O autor menciona, por exemplo, a forma como estados modernos se constituem a partir de estórias nacionais, com versões idealizadas do passado.
Isso se aplica também ao Direito Constitucional. As constituições, ainda que contenham cláusulas de emenda, como no caso dos EUA, são muitas vezes tratadas como textos sagrados.
Harari, entretanto, lembra que “os Dez Mandamentos não forneciam nenhum mecanismo de correção”, ao contrário das constituições modernas, o que indica uma evolução nas redes informacionais jurídicas.
4. Documentos e burocracia: o poder do papel
No capítulo dedicado à documentação, Harari analisa como os documentos transformaram redes orais em sistemas administrativos complexos.
Aqui, ele introduz o conceito de “tigre de papel”: documentos aparentemente frágeis, mas que sustentam estruturas de enorme poder, como certidões, escrituras, leis e sentenças.
A burocracia surge como uma tentativa de organizar o mundo em gavetas — o que traz ordem, mas sacrifica nuances da realidade.
“Você precisa se adaptar ao formulário, e não o formulário a você”, escreve ele.
Essa crítica é particularmente relevante para o Direito, onde a tendência a encaixar casos complexos em categorias pré-definidas pode levar a injustiças.
5. Erros sistemáticos e a ilusão da infalibilidade
No capítulo “Erros: A fantasia da infalibidade”, Harari discute como a informação também pode produzir tragédias.
Ele cita a caça às bruxas na Europa como um exemplo clássico de como uma rede de informação tóxica pode gerar consequências reais.
Não havia bruxas, claro, mas o fato de as pessoas acreditarem nelas era suficiente para sustentar uma estrutura jurídica de perseguição.
Essa reflexão nos leva a um ponto crucial: o excesso de confiança nos sistemas de informação pode gerar desastres.
A verdade, lembra Harari, “muitas vezes, é incômoda e dolorosa”; a ficção, por outro lado, é maleável.
Aqui, a crítica se estende às redes sociais e ao uso de big data no sistema de justiça, que podem reproduzir preconceitos históricos sob o verniz de neutralidade tecnológica.
6. Democracia, totalitarismo e inteligência artificial
O capítulo “Decisões: Uma breve história da democracia e do totalitarismo” compara redes democráticas e ditatoriais.
“Nexus” afirma que ditaduras são redes altamente centralizadas, com frágil capacidade de autocorreção.
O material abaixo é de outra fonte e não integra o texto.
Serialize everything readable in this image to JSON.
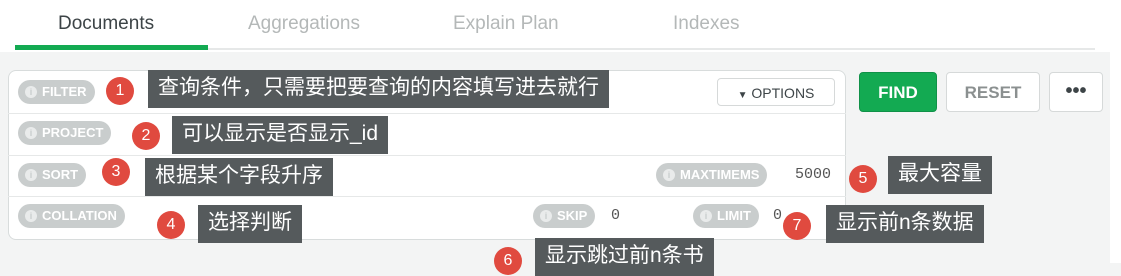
{
  "tabs": [
    {
      "label": "Documents",
      "active": true
    },
    {
      "label": "Aggregations",
      "active": false
    },
    {
      "label": "Explain Plan",
      "active": false
    },
    {
      "label": "Indexes",
      "active": false
    }
  ],
  "fields": {
    "filter": "FILTER",
    "project": "PROJECT",
    "sort": "SORT",
    "collation": "COLLATION",
    "maxtimems": "MAXTIMEMS",
    "maxtimems_value": "5000",
    "skip": "SKIP",
    "skip_value": "0",
    "limit": "LIMIT",
    "limit_value": "0"
  },
  "buttons": {
    "options": "OPTIONS",
    "find": "FIND",
    "reset": "RESET",
    "more": "•••"
  },
  "annotations": [
    {
      "num": "1",
      "text": "查询条件，只需要把要查询的内容填写进去就行"
    },
    {
      "num": "2",
      "text": "可以显示是否显示_id"
    },
    {
      "num": "3",
      "text": "根据某个字段升序"
    },
    {
      "num": "4",
      "text": "选择判断"
    },
    {
      "num": "5",
      "text": "最大容量"
    },
    {
      "num": "6",
      "text": "显示跳过前n条书"
    },
    {
      "num": "7",
      "text": "显示前n条数据"
    }
  ],
  "colors": {
    "accent": "#13aa52",
    "badge": "#e04a3f",
    "note_bg": "#555a5c"
  }
}
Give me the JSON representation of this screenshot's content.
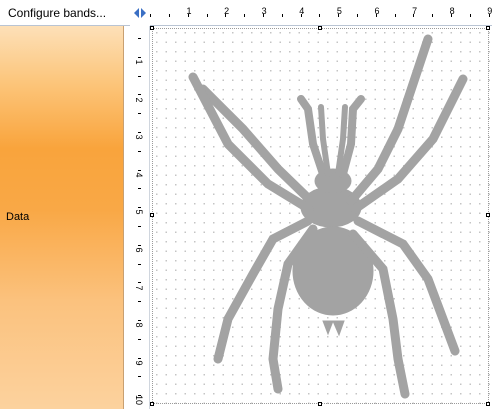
{
  "band_panel": {
    "configure_label": "Configure bands...",
    "band_name": "Data"
  },
  "ruler": {
    "top_numbers": [
      "1",
      "2",
      "3",
      "4",
      "5",
      "6",
      "7",
      "8",
      "9"
    ],
    "left_numbers": [
      "1",
      "2",
      "3",
      "4",
      "5",
      "6",
      "7",
      "8",
      "9",
      "10"
    ]
  },
  "picture": {
    "subject": "tarantula-illustration",
    "fill_color": "#a3a3a3"
  },
  "colors": {
    "band_gradient_top": "#fde0b8",
    "band_gradient_mid": "#f9a43c",
    "band_gradient_bottom": "#fcd29e",
    "toggle_arrow": "#3a6fc4"
  }
}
Democracias, em contraste, distribuem o processamento de informação e mantêm mecanismos robustos de revisão, como o voto, a imprensa livre e o sistema judiciário.
Porém, com o advento da Inteligência Artificial, até isso está em risco.
O autor propõe uma hipótese inquietante: a maior divisão do século XXI talvez não seja entre democracias e ditaduras, mas entre humanos e agentes não humanos.
Se algoritmos tomam decisões por nós, desde sugestões de consumo até sentenças judiciais, o que resta da autonomia política?
Harari alerta que conversas genuínas, vistas como pilares da democracia, estão sendo substituídas por interações com bots.
A Inteligência Artificial pode, inclusive, produzir mitologias, legislações e religiões.
“Podemos estar falando do fim da história humana”, escreve. Não da história em si, mas do período em que humanos detinham o monopólio da criação cultural.
7. A rede inorgânica em Nexus: computadores como novos membros
A Parte II de Nexus propõe que os computadores não são mais apenas ferramentas, e sim membros ativos da rede de informação alimentada por Inteligência Artificial.
Diferentemente da imprensa ou da televisão, a IA toma decisões autônomas, aprende com seus erros e molda a realidade segundo seus próprios objetivos.
Harari chama atenção para o fato de que esses sistemas, apesar de não terem consciência, são altamente eficazes em atingir metas, como maximizar o tempo de engajamento em uma plataforma.
O problema é que isso pode levar à promoção de discursos de ódio, desinformação e polarização.
8. Implicações jurídicas e tributárias da nova economia de dados, segundo Nexus
Um trecho particularmente interessante de Nexus é a discussão sobre tributação na era digital.
Harari cita a proposta de redefinir o conceito de “nexo” para incluir a presença digital.
Se empresas extraem dados de cidadãos de determinado país, faz sentido que paguem impostos ali, assim como petrolíferas pagam pelos recursos naturais extraídos.
Uma proposta para resolver os dilemas fiscais criados pela rede de computadores consiste em redefinir nexo. Nas palavras do economista Marko Köthenbürger, “a definição de nexo baseada numa presença física deveria ser ajustada para incluir a noção de presença digital num país”. (…) Assim como a Shell e a BP pagam impostos aos países dos quais extraem petróleo, os gigantes da tecnologia deveriam pagar impostos aos países de onde extraem dados.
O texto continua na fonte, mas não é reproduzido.